At 16 years old and with no formal education, Kashi’s prospects were limited. IJM found a special program for non-traditional students like her to study and live at a private school. Three days before her 17th birthday, in November 2014, Kashi put on a school uniform for the first time in her life. After 13 years of slavery, she was finally free to reclaim her childhood.

“Before she was not very confident and pulled herself back in a group, but now she is opening up and expressing herself,” says Nanda. “She’s humble and innocent. She never grumbles, and she has a grateful heart.”

Three days before her 17th birthday, in November 2014, Kashi put on a school uniform for the first time in her life. After 13 years of slavery, she was finally free to reclaim her childhood.

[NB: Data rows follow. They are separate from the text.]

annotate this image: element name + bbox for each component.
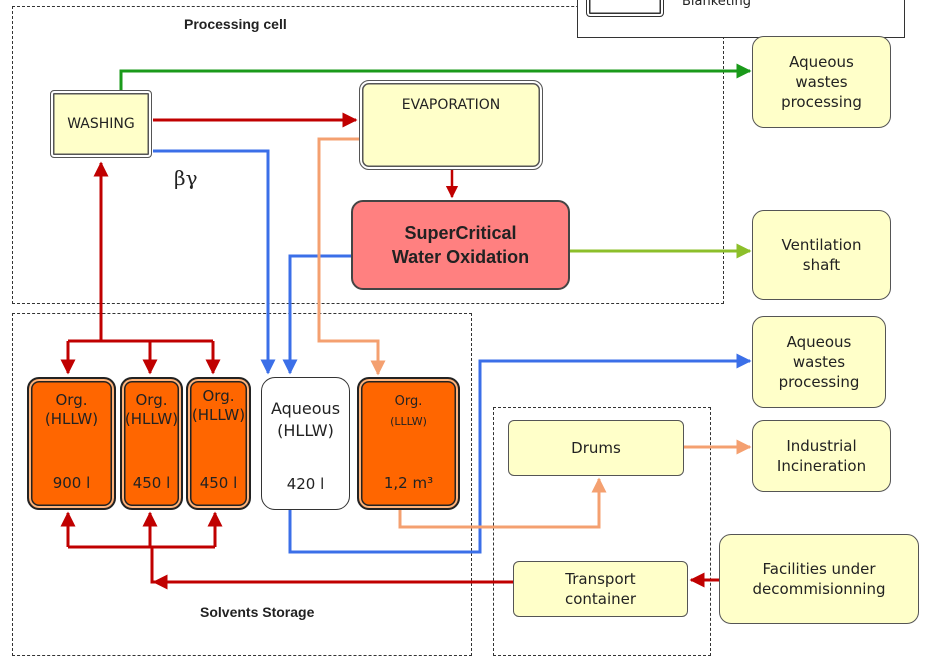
ventilation-box: Ventilation shaft (752, 210, 891, 300)
aqueous-wastes-mid-box: Aqueous wastes processing (752, 316, 886, 408)
scwo-line2: Water Oxidation (391, 247, 530, 267)
aqueous-top-l2: wastes (795, 73, 848, 91)
processing-cell-title: Processing cell (184, 16, 287, 32)
beta-gamma-label: βγ (174, 166, 198, 190)
tank4-volume: 420 l (286, 475, 325, 493)
transport-l2: container (564, 590, 637, 608)
tank3-volume: 450 l (199, 474, 238, 492)
arrow-washing-to-aqueous (119, 63, 752, 90)
drums-box: Drums (508, 420, 684, 476)
tank1-label1: Org. (55, 391, 88, 409)
facilities-l1: Facilities under (762, 560, 876, 578)
aqueous-wastes-top-box: Aqueous wastes processing (752, 36, 891, 128)
solvents-storage-zone (12, 313, 472, 656)
drums-label: Drums (571, 439, 621, 457)
transport-container-box: Transport container (513, 561, 688, 617)
arrow-washing-to-aqueous-tank (153, 149, 276, 375)
arrow-evaporation-to-lllw (317, 137, 386, 376)
tank-org-450-a: Org.(HLLW) 450 l (120, 377, 183, 510)
aqueous-top-l3: processing (781, 93, 862, 111)
legend-label: Blanketing (682, 0, 751, 9)
processing-cell-zone (12, 6, 724, 304)
tank2-volume: 450 l (132, 474, 171, 492)
tank3-label1: Org. (202, 387, 235, 405)
legend: Blanketing (577, 0, 905, 38)
industrial-l1: Industrial (786, 437, 857, 455)
aqueous-mid-l2: wastes (792, 353, 846, 371)
facilities-l2: decommisionning (752, 580, 886, 598)
tank3-label2: (HLLW) (191, 406, 246, 424)
industrial-incineration-box: Industrial Incineration (752, 420, 891, 492)
washing-box: WASHING (50, 90, 152, 158)
evaporation-label: EVAPORATION (401, 97, 501, 113)
solvents-storage-title: Solvents Storage (200, 604, 315, 620)
aqueous-mid-l3: processing (778, 373, 860, 391)
tank1-label2: (HLLW) (44, 410, 99, 428)
facilities-box: Facilities under decommisionning (719, 534, 919, 624)
tank1-volume: 900 l (52, 474, 91, 492)
tank-org-lllw: Org. (LLLW) 1,2 m³ (357, 377, 460, 510)
scwo-box: SuperCritical Water Oxidation (351, 200, 570, 290)
ventilation-l2: shaft (802, 256, 841, 274)
tank4-label2: (HLLW) (277, 421, 334, 440)
aqueous-mid-l1: Aqueous (786, 333, 852, 351)
arrow-aqueous-tank-to-processing (288, 353, 752, 554)
tank5-label1: Org. (394, 394, 423, 409)
legend-swatch (586, 0, 664, 17)
arrow-transport-to-tanks (150, 547, 513, 584)
washing-label: WASHING (67, 116, 135, 132)
aqueous-top-l1: Aqueous (789, 53, 854, 71)
scwo-line1: SuperCritical (404, 223, 517, 243)
industrial-l2: Incineration (776, 457, 867, 475)
tank5-label2: (LLLW) (390, 415, 427, 428)
tank2-label2: (HLLW) (124, 410, 179, 428)
evaporation-box: EVAPORATION (359, 80, 543, 170)
drums-zone (493, 407, 711, 656)
transport-l1: Transport (565, 570, 636, 588)
tank-aqueous-420: Aqueous (HLLW) 420 l (261, 377, 350, 510)
tank4-label1: Aqueous (270, 399, 341, 418)
tank-org-900: Org.(HLLW) 900 l (27, 377, 116, 510)
tank5-volume: 1,2 m³ (383, 474, 434, 492)
ventilation-l1: Ventilation (781, 236, 862, 254)
tank-org-450-b: Org.(HLLW) 450 l (186, 377, 251, 510)
arrow-lllw-to-drums (398, 477, 607, 529)
tank2-label1: Org. (135, 391, 168, 409)
arrow-scwo-to-aqueous-tank (282, 254, 351, 375)
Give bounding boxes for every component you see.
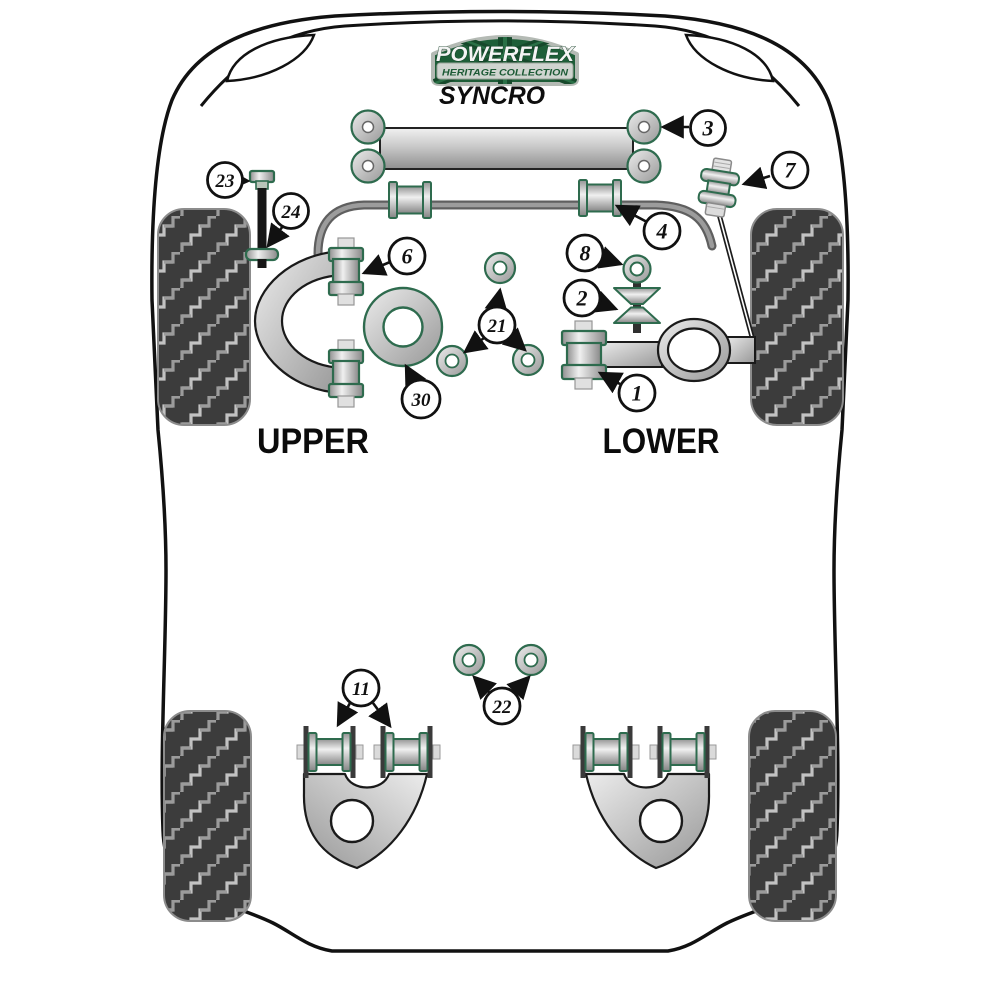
lower-control-arm bbox=[560, 317, 756, 390]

IJM’s lawyers continue to fight to prosecute the people who trafficked her. Because of corruption in the case, the accused is now out on bail and the trial has stalled. It will take years of relentless effort before these criminals are finally brought to justice.

In the meantime, Kashi is moving forward in life—determined to keep learning.

“Without education, you can do nothing,” she says with quiet confidence. “My dream is to study so I can stand on my own two feet. If you want to do something in life, you have to leave your past and focus on the future. I want to forget my past and start a new life ahead of me.”


*A pseudonym was used to protect Kashi's identity.